El puente nuevo rehecho, el buen oficio tocaba su fin. Heterio, mientras tanto, se había repertrechado. Se descubrió, río arriba, una mujer milagrera ayunadora, a quien los creyentes acudían. Llegaron también, como pasadores, él y los suyos; todo mundo es, de algún modo, inteligente. Atravesaban, con cuidado, a los peregrinos de la santa, lisiados, ciegos, enfermos de toda locura y lepra, el rico triste y el prójimo necesitado.
Semiactor, Heterio, en las manos el rosario y el remo amarillo—venado de taipoca, había tal vez cambiado el recuerdo de la inundación y de su oportunidad de héroe, que ya solo era virtud sin fama, un fragmento de leyenda. En adelante, así entre aguas — otras y otras. En el río nada duraba.
Ahora, al ponerse el sol, las canoas bajaban —en fila-fina, serenas, horizonteantes, llenas de ruda gente a gritos, impulsadas en reluciente— de lejos, tan lejos. Todavía no.
Sucedieron antes otras cosas. Desaparecida de allá la mujer beata, heterio y los suyos salieron de inmediato al comercio ambulante, revendiendo a los ribereños mercancías y baratijas, en bando de gitanos regatones. Sube y bajando, en ese cabotaje transitaron hasta las aguas sanfranciscanas, o dirigido hacia otros ríos, las canoas mercantes separadas o juntas, como estación llegaron al puerto de San Hipólito y al Puerto de las Ga—llinas, abajo de las Trairas, lugares de negocios, en el de las Viejas, de playas amarillas. Él cargaba entonces lápiz y una gran libreta, en la que asentaba y repasaba difíciles cuentas. Los que los seguían, pensaban en la riqueza.
Fue ahí que comenzaron a construir presa para enorme planta, la del gobierno, en tumulto de trabajadores, mil, totalmente, de decenas de ingenieros. Reavivado, de inmediato, Heterio se dirigió hacia allá, con su guía de canoas. Valles, el llano, se convertían en remanso de inmenso lago, donde podían navegar con favor y provecho. Se emplearon, por fin, a contrato de aquéllos. Máquinas y casas, en los márgenes, barracas de madera — y fue cuando uno de los hijos de Heterio lo dejó, para cortejar y casarse. Heterio, por su parte, en oportuno plazo, encontró a Normán, hombre enamorado, en la mayor imaginación. Ahí el paisaje adquiría más luz: se hacía más espejo —la represa, lisa— que, a pesar de todo, no retenía cuerpos de ahogadas.
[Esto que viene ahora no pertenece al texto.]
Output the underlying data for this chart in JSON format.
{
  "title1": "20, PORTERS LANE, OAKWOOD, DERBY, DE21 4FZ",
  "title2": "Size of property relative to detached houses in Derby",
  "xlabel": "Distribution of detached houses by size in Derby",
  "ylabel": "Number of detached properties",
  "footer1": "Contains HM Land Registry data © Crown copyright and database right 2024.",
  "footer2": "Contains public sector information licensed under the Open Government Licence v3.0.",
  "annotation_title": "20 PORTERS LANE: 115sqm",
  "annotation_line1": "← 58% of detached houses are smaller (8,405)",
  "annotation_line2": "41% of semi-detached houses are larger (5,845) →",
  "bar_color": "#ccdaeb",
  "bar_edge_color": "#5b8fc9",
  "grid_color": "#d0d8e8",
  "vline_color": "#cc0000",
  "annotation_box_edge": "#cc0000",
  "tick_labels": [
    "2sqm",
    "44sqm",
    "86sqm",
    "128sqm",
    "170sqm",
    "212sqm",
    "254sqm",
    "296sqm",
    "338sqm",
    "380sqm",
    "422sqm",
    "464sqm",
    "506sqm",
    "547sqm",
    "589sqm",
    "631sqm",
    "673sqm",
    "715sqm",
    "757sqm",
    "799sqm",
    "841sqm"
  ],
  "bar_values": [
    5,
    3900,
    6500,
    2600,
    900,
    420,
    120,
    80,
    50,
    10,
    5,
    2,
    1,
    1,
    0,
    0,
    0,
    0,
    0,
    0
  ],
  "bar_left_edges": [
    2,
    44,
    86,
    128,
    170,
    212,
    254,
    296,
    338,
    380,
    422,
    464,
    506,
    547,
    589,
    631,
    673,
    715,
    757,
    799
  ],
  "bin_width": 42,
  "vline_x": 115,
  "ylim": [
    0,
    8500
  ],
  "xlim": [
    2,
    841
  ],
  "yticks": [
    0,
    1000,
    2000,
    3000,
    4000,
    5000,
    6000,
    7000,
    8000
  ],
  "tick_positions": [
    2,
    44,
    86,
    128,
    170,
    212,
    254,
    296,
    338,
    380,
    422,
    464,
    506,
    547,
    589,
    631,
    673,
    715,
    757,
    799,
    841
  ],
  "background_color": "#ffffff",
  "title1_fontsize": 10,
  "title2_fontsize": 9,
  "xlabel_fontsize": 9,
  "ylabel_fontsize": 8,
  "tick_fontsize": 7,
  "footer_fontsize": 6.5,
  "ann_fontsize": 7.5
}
Y ese Normán, propicio, quería recuperar a su mujer, que el padre guardaba prudente, como rehén, en la Hacienda del Calcañar, cercana. Pasaron años; y la planta se dio por terminada. El río no da paz al canoero.
Así a lo lejos, contra raso sol, se vio la fila de canoas, recta rápida, remadas en el brillar, con hombres con armas, de Normán, con rumbo de hierro y fuego. Heterio las comandaba, definitivo severamente seguro, su figura apropiada, bogavante. Era cierto, se supo.
Llegaron. Proas en los fondos de la Hacienda del Calcañar, en un espejo, y atacaron, de navaja en carne. Tronó, corto, el tiroteo. Normán, vencedor, raptada en paz la mujer, en la ribera se encendió la fogata de fiesta. Mientras tanto las canoas todas se perdieron. Solo con sus pensamientos, Heterio continuó, en deporte de ir, río abajo, popero de proa, de ida, estaba herido, no la conducía, bogavagante; y su otro hijo había terminado en pleito, baleado.
Adelante, en el crucero del Fervor, arrecife peligroso, la canoa tomó rumbo. Todavía él mismo la volteó entonces, boca abajo, en un completar. Libre, se escabulló en la espuma, braceante, alcanzó el matorral de la orilla, donde empantanado se aquietó. Lo encontraron — risueño muerto, muy viejo, agreste — la calidad de su persona.